April 24, 1992
Mike Fraser was snorkelling off the remote Campbell Island when he felt a "big hit" - and the next thing he saw was his arm in the mouth of a 4m great white shark.
Mr Fraser, then 32, was leading a group of Metservice staff carrying out weather observations on the Southern Ocean island, 600km off the coast of Invercargill.
"I was about to come in and I just felt this great big hit on the right-hand side and got shoved underwater.
"The first thing that raced through my mind was that I was being done over by a sealion, but then I got back to the surface and flicked my head back over to have a look and saw my right arm down a shark's mouth, which took me by surprise.
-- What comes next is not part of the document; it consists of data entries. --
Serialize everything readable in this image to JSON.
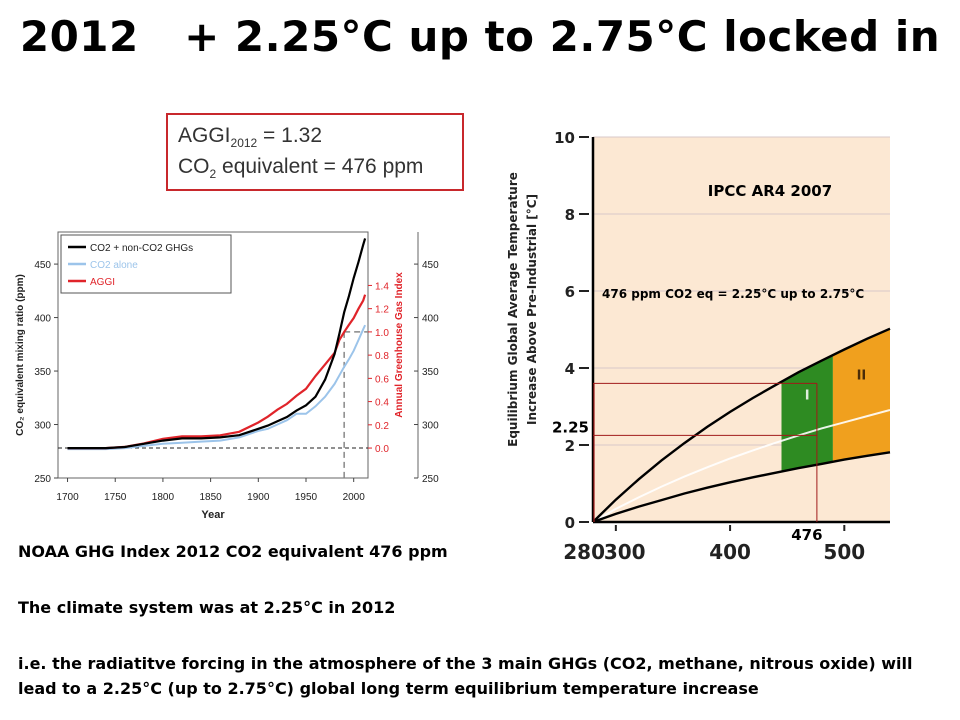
{
  "slide": {
    "title": "2012   + 2.25°C up to 2.75°C locked in",
    "aggi_box": {
      "line1_prefix": "AGGI",
      "line1_sub": "2012",
      "line1_suffix": " = 1.32",
      "line2_prefix": "CO",
      "line2_sub": "2",
      "line2_suffix": " equivalent = 476 ppm"
    },
    "paragraphs": [
      "NOAA GHG Index 2012 CO2 equivalent 476 ppm",
      "The climate system was at 2.25°C  in 2012",
      "i.e. the radiatitve forcing in the atmosphere of the 3 main GHGs (CO2, methane, nitrous oxide) will lead to a 2.25°C (up to 2.75°C) global long term equilibrium temperature increase"
    ]
  },
  "chart_data": [
    {
      "type": "line",
      "xlabel": "Year",
      "ylabel": "CO₂ equivalent mixing ratio (ppm)",
      "y2label": "Annual Greenhouse Gas Index",
      "xlim": [
        1690,
        2015
      ],
      "ylim": [
        250,
        480
      ],
      "xticks": [
        1700,
        1750,
        1800,
        1850,
        1900,
        1950,
        2000
      ],
      "yticks": [
        250,
        300,
        350,
        400,
        450
      ],
      "y2ticks": [
        "0.0",
        "0.2",
        "0.4",
        "0.6",
        "0.8",
        "1.0",
        "1.2",
        "1.4"
      ],
      "y2_values": [
        0.0,
        0.2,
        0.4,
        0.6,
        0.8,
        1.0,
        1.2,
        1.4
      ],
      "y2_ppm_per_unit": 108.6,
      "y2_zero_ppm": 278,
      "right_ppm_ticks": [
        250,
        300,
        350,
        400,
        450
      ],
      "reference_line_ppm": 278,
      "reference_year": 1990,
      "reference_aggi": 1.0,
      "legend_position": "top-left",
      "colors": {
        "total": "#000000",
        "co2": "#9cc4ea",
        "aggi": "#e0242a",
        "right_axis": "#e0242a"
      },
      "series": [
        {
          "name": "CO2 + non-CO2 GHGs",
          "key": "total",
          "x": [
            1700,
            1720,
            1740,
            1760,
            1780,
            1800,
            1820,
            1840,
            1860,
            1880,
            1900,
            1910,
            1920,
            1930,
            1940,
            1950,
            1960,
            1970,
            1980,
            1985,
            1990,
            1995,
            2000,
            2005,
            2010,
            2012
          ],
          "values": [
            278,
            278,
            278,
            279,
            282,
            285,
            287,
            287,
            288,
            290,
            296,
            299,
            303,
            307,
            313,
            318,
            326,
            342,
            366,
            385,
            405,
            420,
            437,
            452,
            468,
            474
          ]
        },
        {
          "name": "CO2 alone",
          "key": "co2",
          "x": [
            1700,
            1720,
            1740,
            1760,
            1780,
            1800,
            1820,
            1840,
            1860,
            1880,
            1900,
            1910,
            1920,
            1930,
            1940,
            1950,
            1960,
            1970,
            1980,
            1985,
            1990,
            1995,
            2000,
            2005,
            2010,
            2012
          ],
          "values": [
            277,
            277,
            277,
            278,
            280,
            282,
            283,
            284,
            285,
            288,
            294,
            296,
            300,
            304,
            310,
            310,
            317,
            326,
            338,
            346,
            354,
            361,
            369,
            379,
            389,
            393
          ]
        },
        {
          "name": "AGGI",
          "key": "aggi",
          "x": [
            1700,
            1720,
            1740,
            1760,
            1780,
            1800,
            1820,
            1840,
            1860,
            1880,
            1900,
            1910,
            1920,
            1930,
            1940,
            1950,
            1960,
            1970,
            1980,
            1985,
            1990,
            1995,
            2000,
            2005,
            2010,
            2012
          ],
          "values": [
            0.0,
            0.0,
            0.0,
            0.01,
            0.04,
            0.08,
            0.1,
            0.1,
            0.11,
            0.14,
            0.22,
            0.27,
            0.33,
            0.38,
            0.45,
            0.51,
            0.62,
            0.72,
            0.82,
            0.93,
            1.0,
            1.06,
            1.12,
            1.2,
            1.27,
            1.32
          ]
        }
      ]
    },
    {
      "type": "area",
      "title": "IPCC AR4 2007",
      "ylabel": "Equilibrium Global Average Temperature Increase Above Pre-Industrial [°C]",
      "xlim": [
        280,
        540
      ],
      "ylim": [
        0,
        10
      ],
      "xticks": [
        280,
        300,
        400,
        500
      ],
      "xtick_labels": [
        "280",
        "300",
        "400",
        "500"
      ],
      "yticks": [
        0,
        2,
        4,
        6,
        8,
        10
      ],
      "annotation": "476 ppm CO2 eq = 2.25°C up to 2.75°C",
      "marker_x_label": "476",
      "marker_y_label": "2.25",
      "marker_x": 476,
      "marker_y_low": 2.25,
      "marker_y_high": 3.6,
      "category_labels": [
        "I",
        "II"
      ],
      "category_ranges": [
        [
          445,
          490
        ],
        [
          490,
          540
        ]
      ],
      "colors": {
        "background": "#fce8d3",
        "upper_line": "#000000",
        "lower_line": "#000000",
        "best_line": "#ffffff",
        "cat_I": "#2e8b22",
        "cat_II": "#f0a01e",
        "marker": "#a11a1a",
        "grid": "#d8c8c8"
      },
      "upper_bound": {
        "x": [
          280,
          300,
          320,
          340,
          360,
          380,
          400,
          420,
          440,
          460,
          480,
          500,
          520,
          540
        ],
        "y": [
          0,
          0.58,
          1.11,
          1.6,
          2.05,
          2.47,
          2.86,
          3.22,
          3.56,
          3.89,
          4.19,
          4.48,
          4.76,
          5.02
        ]
      },
      "best_estimate": {
        "x": [
          280,
          300,
          320,
          340,
          360,
          380,
          400,
          420,
          440,
          460,
          480,
          500,
          520,
          540
        ],
        "y": [
          0,
          0.34,
          0.64,
          0.92,
          1.18,
          1.42,
          1.65,
          1.86,
          2.06,
          2.25,
          2.43,
          2.59,
          2.75,
          2.91
        ]
      },
      "lower_bound": {
        "x": [
          280,
          300,
          320,
          340,
          360,
          380,
          400,
          420,
          440,
          460,
          480,
          500,
          520,
          540
        ],
        "y": [
          0,
          0.21,
          0.4,
          0.57,
          0.74,
          0.89,
          1.03,
          1.16,
          1.28,
          1.4,
          1.51,
          1.62,
          1.72,
          1.81
        ]
      }
    }
  ]
}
"That's when I got pulled down a second time and when it bit right through. I flipped back up to the surface and in those few seconds, it ripped up my left arm as well."
Mr Fraser rolled on to his back and kicked as hard as he could to get back to land, where his workmates were watching in horror.
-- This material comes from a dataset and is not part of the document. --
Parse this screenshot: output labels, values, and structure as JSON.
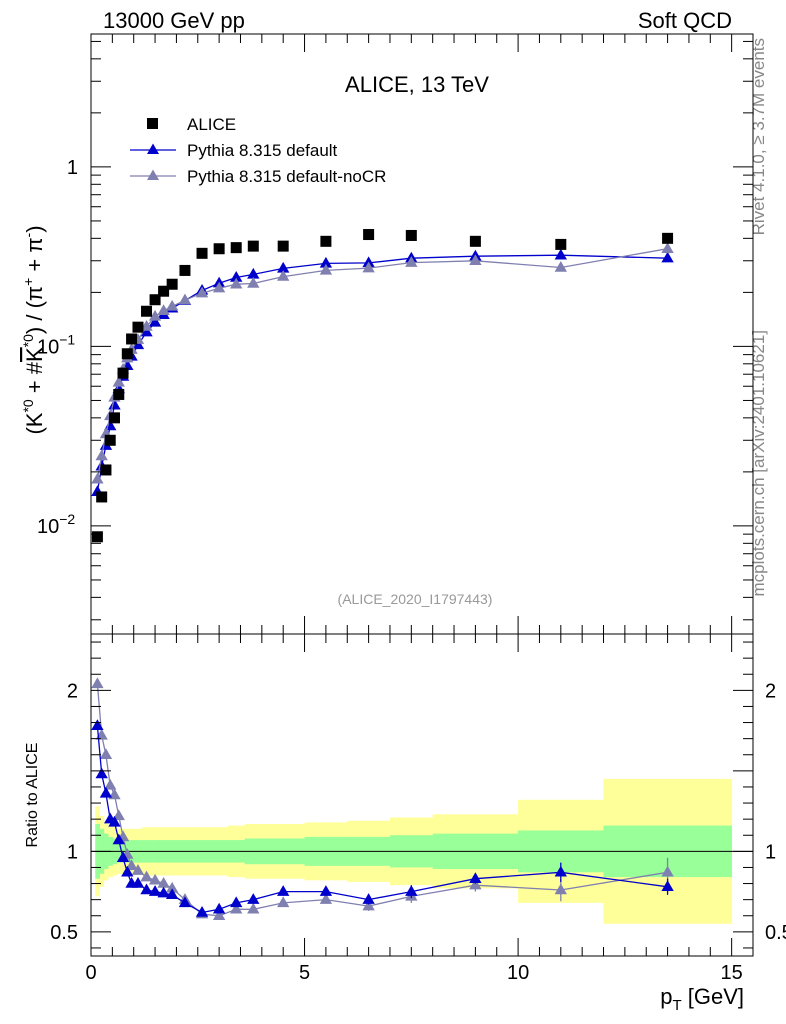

Jacinda Amey, then 23, met him 30m out from the shore and pulled him to safety from the 4m great white. She was later awarded the New Zealand Cross, the highest bravery award, for her actions.
But his ordeal was far from over - in intense pain, suffering blood loss and shock, the group had to wait for a helicopter to be called from Taupo to rescue him.
Pilot John Funnell was chosen for the mission because he had flown to Campbell Island the year before in an exercise to cope with just such an emergency.
Flight paths were cleared for Mr Funnell and his co-pilot Grant Biel as they began their mission.
Fresh blood supplies were given to the rescuers when they reached Invercargill, and they flew out to the island in darkness.
All the while, Mr Fraser's colleagues tended to his wounds and talked him through the night.
To manage the pain, he was given shots of pethidine.
After each injection, Mr Fraser remembers throwing up - he later was told it was because he'd been given twice as much as he should have.
When day broke, Mr Funnell was able to perch the helicopter precariously on a rock outcrop at the island and Mr Fraser was bundled onboard.
He lost his right arm just below his elbow and about half the muscle on his left forearm "got ripped out, the nerves got cut and there's about three or four tendons missing."